For instance, on the WikiText2 dataset, BiLLM achieves a perplexity of 8.41 with the LLaMA2-70B model, surpassing the performance of many full-precision models.
Implications and Applications
The implications of BiLLM are profound. By reducing the memory and computational requirements of LLMs, it opens the door for deploying these powerful models in edge devices and resource-constrained environments.

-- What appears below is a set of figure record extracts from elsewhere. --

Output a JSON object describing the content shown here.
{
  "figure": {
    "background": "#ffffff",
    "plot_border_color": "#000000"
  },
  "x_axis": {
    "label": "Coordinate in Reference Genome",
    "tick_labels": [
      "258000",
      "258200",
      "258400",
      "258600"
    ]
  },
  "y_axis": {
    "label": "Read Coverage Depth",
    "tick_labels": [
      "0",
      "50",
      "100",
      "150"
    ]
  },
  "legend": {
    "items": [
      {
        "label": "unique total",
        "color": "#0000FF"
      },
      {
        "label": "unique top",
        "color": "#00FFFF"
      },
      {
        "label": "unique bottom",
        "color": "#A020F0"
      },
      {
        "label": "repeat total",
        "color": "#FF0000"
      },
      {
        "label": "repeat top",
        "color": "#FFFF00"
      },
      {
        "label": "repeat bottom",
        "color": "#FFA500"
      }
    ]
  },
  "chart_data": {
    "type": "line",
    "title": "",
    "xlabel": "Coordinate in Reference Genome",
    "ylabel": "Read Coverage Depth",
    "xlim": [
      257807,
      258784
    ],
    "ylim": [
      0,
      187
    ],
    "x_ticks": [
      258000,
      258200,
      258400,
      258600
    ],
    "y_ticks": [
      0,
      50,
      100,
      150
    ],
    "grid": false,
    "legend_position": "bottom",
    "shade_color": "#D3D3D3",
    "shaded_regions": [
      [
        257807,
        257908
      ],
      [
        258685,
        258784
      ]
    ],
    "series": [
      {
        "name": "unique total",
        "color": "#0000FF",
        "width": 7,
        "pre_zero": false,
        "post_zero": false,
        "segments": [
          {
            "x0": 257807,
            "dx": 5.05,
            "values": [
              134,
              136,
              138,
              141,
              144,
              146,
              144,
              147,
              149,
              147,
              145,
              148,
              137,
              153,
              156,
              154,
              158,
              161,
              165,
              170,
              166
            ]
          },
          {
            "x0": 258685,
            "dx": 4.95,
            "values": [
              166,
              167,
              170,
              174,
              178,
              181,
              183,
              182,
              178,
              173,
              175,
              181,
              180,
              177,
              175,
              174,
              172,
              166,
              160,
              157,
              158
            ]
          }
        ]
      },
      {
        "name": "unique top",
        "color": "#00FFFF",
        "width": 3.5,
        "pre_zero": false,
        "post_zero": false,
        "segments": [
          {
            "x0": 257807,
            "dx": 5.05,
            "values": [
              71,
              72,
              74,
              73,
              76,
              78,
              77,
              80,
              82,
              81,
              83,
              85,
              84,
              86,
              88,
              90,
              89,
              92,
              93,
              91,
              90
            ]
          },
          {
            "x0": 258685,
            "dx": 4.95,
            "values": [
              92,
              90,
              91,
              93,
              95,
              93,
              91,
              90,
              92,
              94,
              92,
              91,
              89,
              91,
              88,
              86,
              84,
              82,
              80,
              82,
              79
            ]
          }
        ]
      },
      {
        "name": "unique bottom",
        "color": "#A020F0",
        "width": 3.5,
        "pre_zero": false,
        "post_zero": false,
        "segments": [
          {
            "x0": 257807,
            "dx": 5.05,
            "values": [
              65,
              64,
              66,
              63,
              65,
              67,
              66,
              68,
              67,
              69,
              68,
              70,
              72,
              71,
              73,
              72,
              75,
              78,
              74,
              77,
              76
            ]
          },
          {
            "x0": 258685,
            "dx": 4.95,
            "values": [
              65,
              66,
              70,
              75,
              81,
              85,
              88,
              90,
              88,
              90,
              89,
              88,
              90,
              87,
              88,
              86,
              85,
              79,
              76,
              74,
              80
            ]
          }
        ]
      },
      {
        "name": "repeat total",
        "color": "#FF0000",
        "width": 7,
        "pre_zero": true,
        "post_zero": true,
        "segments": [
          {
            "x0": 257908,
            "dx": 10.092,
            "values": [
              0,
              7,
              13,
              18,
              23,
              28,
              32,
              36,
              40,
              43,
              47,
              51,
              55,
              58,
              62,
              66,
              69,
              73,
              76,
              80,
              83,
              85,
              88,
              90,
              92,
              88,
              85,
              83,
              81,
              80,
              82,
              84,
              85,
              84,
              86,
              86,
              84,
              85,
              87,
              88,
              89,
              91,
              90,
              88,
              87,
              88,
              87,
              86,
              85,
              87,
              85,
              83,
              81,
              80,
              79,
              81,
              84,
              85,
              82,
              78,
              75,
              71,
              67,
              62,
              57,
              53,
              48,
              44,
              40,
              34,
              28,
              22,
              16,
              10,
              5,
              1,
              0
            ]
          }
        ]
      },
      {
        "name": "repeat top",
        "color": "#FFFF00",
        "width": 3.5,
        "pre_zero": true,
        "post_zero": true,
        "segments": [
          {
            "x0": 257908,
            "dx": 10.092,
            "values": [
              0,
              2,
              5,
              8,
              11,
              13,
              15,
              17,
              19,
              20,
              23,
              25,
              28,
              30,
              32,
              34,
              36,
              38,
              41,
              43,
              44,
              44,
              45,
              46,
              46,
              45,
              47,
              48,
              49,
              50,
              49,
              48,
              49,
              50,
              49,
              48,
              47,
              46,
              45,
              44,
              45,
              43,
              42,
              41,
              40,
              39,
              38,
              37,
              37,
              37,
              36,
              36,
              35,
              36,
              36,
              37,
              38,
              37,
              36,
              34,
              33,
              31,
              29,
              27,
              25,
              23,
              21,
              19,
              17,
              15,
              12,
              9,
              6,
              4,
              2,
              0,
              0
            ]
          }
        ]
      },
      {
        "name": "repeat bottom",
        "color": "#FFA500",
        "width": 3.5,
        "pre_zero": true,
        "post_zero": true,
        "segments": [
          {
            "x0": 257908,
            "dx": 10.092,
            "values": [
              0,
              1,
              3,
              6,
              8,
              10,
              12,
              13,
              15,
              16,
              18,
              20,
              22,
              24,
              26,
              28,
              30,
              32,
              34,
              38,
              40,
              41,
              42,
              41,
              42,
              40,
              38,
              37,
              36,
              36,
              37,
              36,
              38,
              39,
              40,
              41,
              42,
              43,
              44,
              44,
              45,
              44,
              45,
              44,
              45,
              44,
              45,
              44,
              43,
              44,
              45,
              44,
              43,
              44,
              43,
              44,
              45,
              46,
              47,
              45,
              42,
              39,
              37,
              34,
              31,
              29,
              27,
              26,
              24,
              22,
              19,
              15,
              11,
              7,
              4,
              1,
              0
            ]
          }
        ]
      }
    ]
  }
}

This can revolutionize applications in real-time language translation, voice assistants, and other NLP tasks where low latency and high efficiency are critical.
Conclusion
BiLLM represents a significant leap forward in the field of model compression and quantization. By pushing the limits of post-training quantization to 1-bit weights, it achieves a remarkable balance between performance and efficiency.
As LLMs continue to evolve, innovations like BiLLM will be crucial in making these models more accessible and practical for a wider range of applications.
For those interested in exploring this technology further, the code for BiLLM is available on GitHub: BiLLM GitHub Repository.
References
- Wei Huang, et al., "BiLLM: Pushing the Limit of Post-Training Quantization for LLMs", Proceedings of the 41st International Conference on Machine Learning, 2024.